Troposphere Warming, Too: Studies Find Flaws with Earlier Climate Data
Three new studies find fault with temperature data purported to chill evidence for global warming. While the earth's surface temperatures have been rising over the past several decades, data taken from satellites and weather balloons showed that temperatures in the troposphere, the lowest level of the atmosphere, have remained steady, even dropping over the tropics. Climate computer models suggest that since the troposphere butts up against the earth's surface, this discrepancy should not exist if global warming is occurring. In the largely political debate over climate change, the tropospheric temperature readings have proved to be a hot spot for those on the hunt for uncertainties in the science.

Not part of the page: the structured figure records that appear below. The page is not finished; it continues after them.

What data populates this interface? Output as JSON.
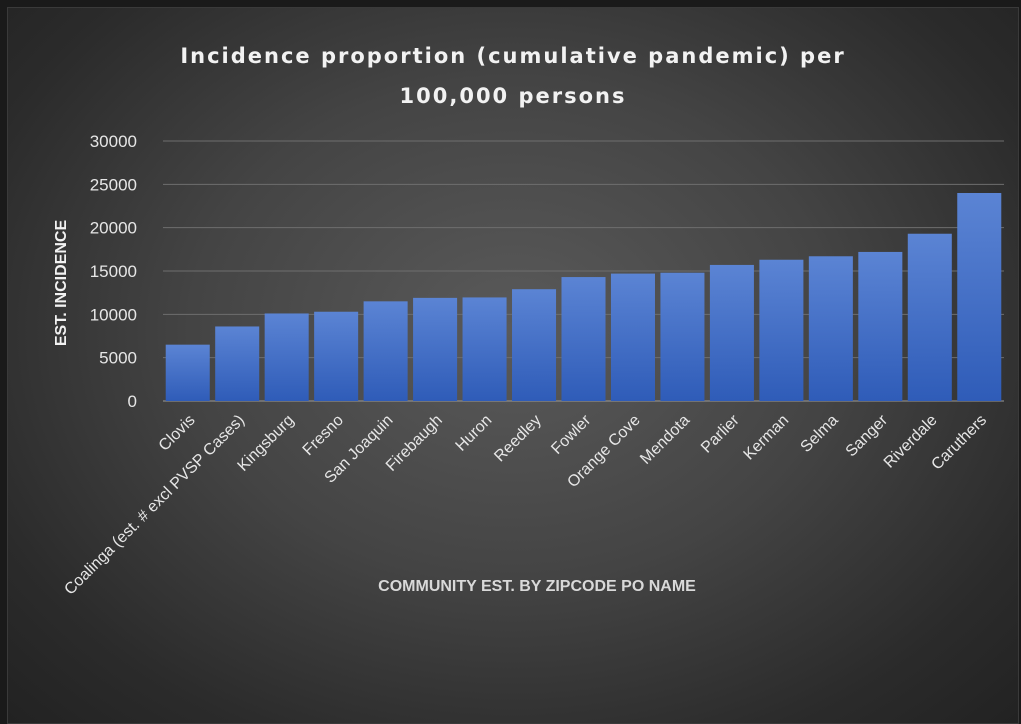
{
  "chart_data": {
    "type": "bar",
    "title_line1": "Incidence proportion (cumulative pandemic) per",
    "title_line2": "100,000 persons",
    "xlabel": "COMMUNITY EST. BY ZIPCODE PO NAME",
    "ylabel": "EST. INCIDENCE",
    "ylim": [
      0,
      30000
    ],
    "yticks": [
      0,
      5000,
      10000,
      15000,
      20000,
      25000,
      30000
    ],
    "grid": true,
    "categories": [
      "Clovis",
      "Coalinga (est. # excl PVSP Cases)",
      "Kingsburg",
      "Fresno",
      "San Joaquin",
      "Firebaugh",
      "Huron",
      "Reedley",
      "Fowler",
      "Orange Cove",
      "Mendota",
      "Parlier",
      "Kerman",
      "Selma",
      "Sanger",
      "Riverdale",
      "Caruthers"
    ],
    "values": [
      6500,
      8600,
      10100,
      10300,
      11500,
      11900,
      11950,
      12900,
      14300,
      14700,
      14800,
      15700,
      16300,
      16700,
      17200,
      19300,
      24000
    ],
    "colors": {
      "bar_top": "#5b84d4",
      "bar_bottom": "#2f5cb8"
    }
  }
}
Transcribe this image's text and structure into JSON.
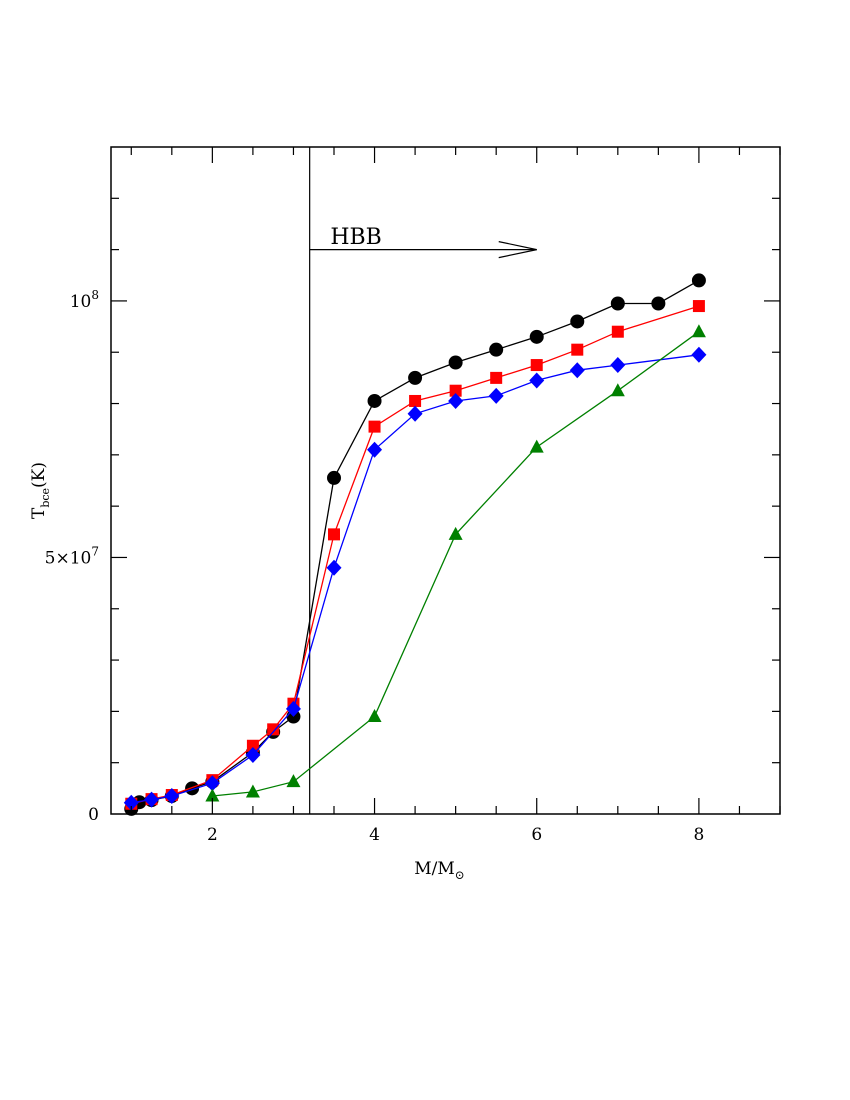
{
  "chart_data": {
    "type": "line",
    "title": "",
    "xlabel": "M/M",
    "xlabel_symbol": "⊙",
    "ylabel": "T",
    "ylabel_sub": "bce",
    "ylabel_suffix": "(K)",
    "xlim": [
      0.75,
      9.0
    ],
    "ylim": [
      0,
      130000000
    ],
    "x_ticks": [
      2,
      4,
      6,
      8
    ],
    "x_tick_labels": [
      "2",
      "4",
      "6",
      "8"
    ],
    "y_ticks": [
      0,
      50000000,
      100000000
    ],
    "y_tick_labels": [
      {
        "base": "0",
        "exp": ""
      },
      {
        "base": "5×10",
        "exp": "7"
      },
      {
        "base": "10",
        "exp": "8"
      }
    ],
    "grid": false,
    "annotations": [
      {
        "text": "HBB",
        "type": "arrow",
        "x_start": 3.2,
        "x_end": 6.0,
        "y": 110000000,
        "label_x": 3.8,
        "label_y": 113000000
      }
    ],
    "vertical_line": {
      "x": 3.2
    },
    "series": [
      {
        "color": "#000000",
        "marker": "circle",
        "x": [
          1.0,
          1.1,
          1.25,
          1.5,
          1.75,
          2.0,
          2.5,
          2.75,
          3.0,
          3.5,
          4.0,
          4.5,
          5.0,
          5.5,
          6.0,
          6.5,
          7.0,
          7.5,
          8.0
        ],
        "y": [
          1000000,
          2300000,
          2700000,
          3500000,
          5000000,
          6300000,
          12000000,
          16000000,
          19000000,
          65500000,
          80500000,
          85000000,
          88000000,
          90500000,
          93000000,
          96000000,
          99500000,
          99500000,
          104000000
        ]
      },
      {
        "color": "#ff0000",
        "marker": "square",
        "x": [
          1.0,
          1.25,
          1.5,
          2.0,
          2.5,
          2.75,
          3.0,
          3.5,
          4.0,
          4.5,
          5.0,
          5.5,
          6.0,
          6.5,
          7.0,
          8.0
        ],
        "y": [
          2000000,
          2900000,
          3700000,
          6600000,
          13300000,
          16500000,
          21500000,
          54500000,
          75500000,
          80500000,
          82500000,
          85000000,
          87500000,
          90500000,
          94000000,
          99000000
        ]
      },
      {
        "color": "#0000ff",
        "marker": "diamond",
        "x": [
          1.0,
          1.25,
          1.5,
          2.0,
          2.5,
          3.0,
          3.5,
          4.0,
          4.5,
          5.0,
          5.5,
          6.0,
          6.5,
          7.0,
          8.0
        ],
        "y": [
          2200000,
          2800000,
          3500000,
          6000000,
          11500000,
          20500000,
          48000000,
          71000000,
          78000000,
          80500000,
          81500000,
          84500000,
          86500000,
          87500000,
          89500000
        ]
      },
      {
        "color": "#008000",
        "marker": "triangle",
        "x": [
          2.0,
          2.5,
          3.0,
          4.0,
          5.0,
          6.0,
          7.0,
          8.0
        ],
        "y": [
          3500000,
          4300000,
          6300000,
          19000000,
          54500000,
          71500000,
          82500000,
          94000000
        ]
      }
    ]
  }
}
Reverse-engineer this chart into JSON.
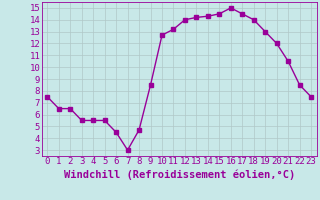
{
  "x": [
    0,
    1,
    2,
    3,
    4,
    5,
    6,
    7,
    8,
    9,
    10,
    11,
    12,
    13,
    14,
    15,
    16,
    17,
    18,
    19,
    20,
    21,
    22,
    23
  ],
  "y": [
    7.5,
    6.5,
    6.5,
    5.5,
    5.5,
    5.5,
    4.5,
    3.0,
    4.7,
    8.5,
    12.7,
    13.2,
    14.0,
    14.2,
    14.3,
    14.5,
    15.0,
    14.5,
    14.0,
    13.0,
    12.0,
    10.5,
    8.5,
    7.5
  ],
  "line_color": "#990099",
  "marker": "s",
  "markersize": 2.2,
  "linewidth": 1.0,
  "bg_color": "#c8e8e8",
  "grid_color": "#b0c8c8",
  "xlabel": "Windchill (Refroidissement éolien,°C)",
  "xlim": [
    -0.5,
    23.5
  ],
  "ylim": [
    2.5,
    15.5
  ],
  "yticks": [
    3,
    4,
    5,
    6,
    7,
    8,
    9,
    10,
    11,
    12,
    13,
    14,
    15
  ],
  "xticks": [
    0,
    1,
    2,
    3,
    4,
    5,
    6,
    7,
    8,
    9,
    10,
    11,
    12,
    13,
    14,
    15,
    16,
    17,
    18,
    19,
    20,
    21,
    22,
    23
  ],
  "tick_color": "#990099",
  "label_color": "#990099",
  "fontsize_xlabel": 7.5,
  "fontsize_ticks": 6.5
}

University of Alabama at Huntsville scientists John Christy and Roy Spencer are the two scientists who have mined the vast amounts of data from weather balloons and satellites to compose the troubling tropospheric temperature history. In doing so, they had to correct for environmental effects. The new studies, all of which were published in the online version of the journal Science, assert that their corrections, and hence their calculations, were wrong. One of the studies showed that Christy and Spencer had over-corrected for the sunlight's warming effect on temperature sensors attached to weather balloons. Another put forward that they also made a mistake in calculating for the way wind moved around the satellites. A third study factored in the errors, and came out with a warming of the troposphere very much in line with rising surface temperatures and computer models.
Christy and Spencer agreed that they had made mistakes in calculating the balloon and satellite data. But they still believe that the warming rate for the troposphere is out of line with that seen on the surface. "We still have this modest warming," Christy told the New York Times. Other climate scientists say the new work puts to rest any talk of discrepancy.